Surely you’re aware the term food miles doesn’t equate to how many burgers it takes, for example, to get from Ayers Rock to the coastline. Instead, the term has steadily grown throughout households to empower the carbon conscious consumer – it’s a way for us to cut back on the transportation of imported food (and hence the burning of fossil fuels) by buying locally sourced produce.

However, while there’s many good reasons for buying and eating locally produced food – such as taste, purity, health, community involvement and the preservation of land, the term food miles plays less of a role in carbon emissions than one might think.

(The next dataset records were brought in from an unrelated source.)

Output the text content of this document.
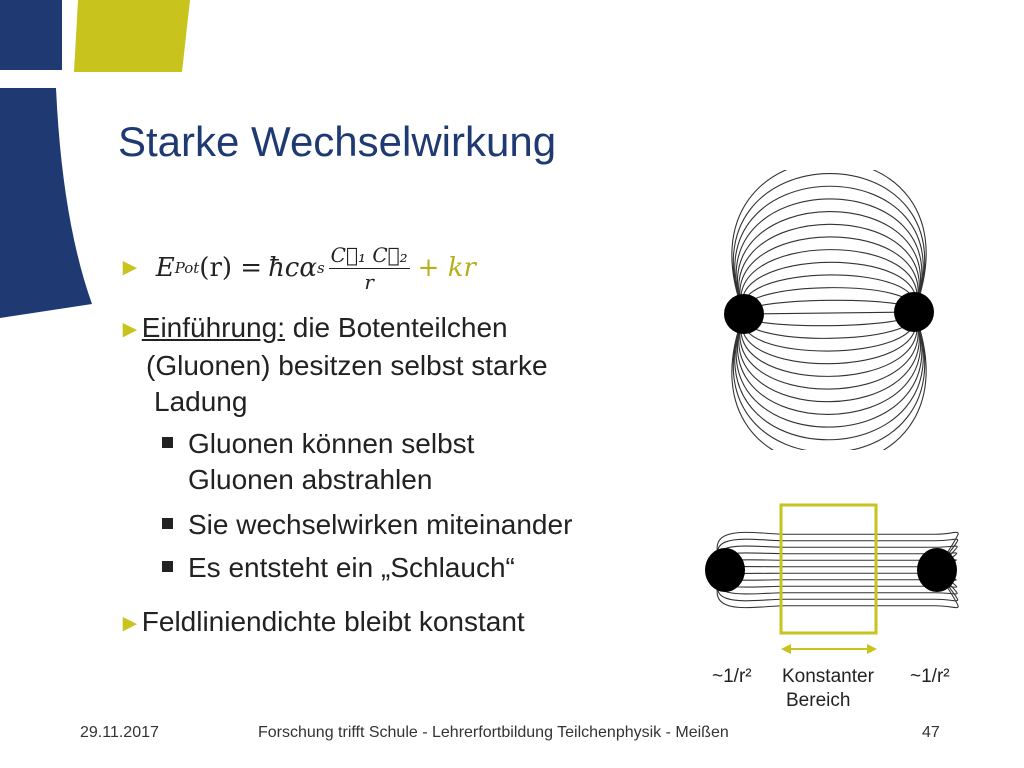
Starke Wechselwirkung
► E Pot (r) = ħcα s $\frac{\text{C⃗₁ C⃗₂}}{r}$ + kr
►Einführung: die Botenteilchen
(Gluonen) besitzen selbst starke
Ladung
Gluonen können selbst
Gluonen abstrahlen
Sie wechselwirken miteinander
Es entsteht ein „Schlauch“
►Feldliniendichte bleibt konstant
~1/r² Konstanter
Bereich
~1/r²
29.11.2017	Forschung trifft Schule - Lehrerfortbildung Teilchenphysik - Meißen	47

Or at least it has a more complicated involvement.

Food miles - photo by Peretz Partensky; Flickr - peretzp

Food miles - photo by cpwebb25 (Flickr)The phrase “food miles”, coined by Professor Tim Lang at the Sustainable Agriculture Food and Environment Alliance in the UK in the early 90s, while widely used, has also been heavily criticised. Prominent New Zealand environmental organisation Landcare Research-Manaaki Whenua, says localism “is not always the most environmentally sound solution if more emissions are generated at other stages of the product life cycle than during transport.”

In fact, research undertaken by scientists and authors Christopher Weber and H. Scott Matthews reveal that most of the greenhouse gases created by food are done so in the production phases, where 83% of all food emissions are produced. So an increase in food miles doesn’t necessarily equate to an increase in carbon emissions.

In one example, Scientists from Lincoln University found that lamb raised on healthy clover pastures in New Zealand and shipped to Britain produced 1,520 pounds of carbon dioxide emissions per tonne, while British grown lamb produced 6,280 pounds of carbon dioxide per tonne, partly because poorer British pastures forced farmers to use feed.

Relative distances and mode of transportation also make calculating food miles complicated. For example, foods transported in bulk from a distant farm to a nearby store produce a lower carbon footprint than food picked up by a consumer (in a car) directly from a farm which lies further away than the store. However, what a consumer could do to reduce their carbon footprint in this case is to walk, use a bicycle or take public transport to the farm.

An interesting point made by author James E. McWilliams, is that it’s impossible for most of the world to feed itself “a diverse and healthy diet” solely through local food production. “Food will always have to travel”, he says. He continues, “wouldn’t it make sense to stop obsessing over food miles and work to strengthen comparative geographic advantages?” (Such as the transportation of New Zealand bred sheep).

This is not meant to discourage anyone from growing veggies in the garden, rather it’s to point out that distance (or the term food miles) is not necessarily the enemy, and that local sustainable food systems must be allowed to grow in tandem with an equally sustainable global food system – a system where food production and transport is streamlined to mitigate environmental impact.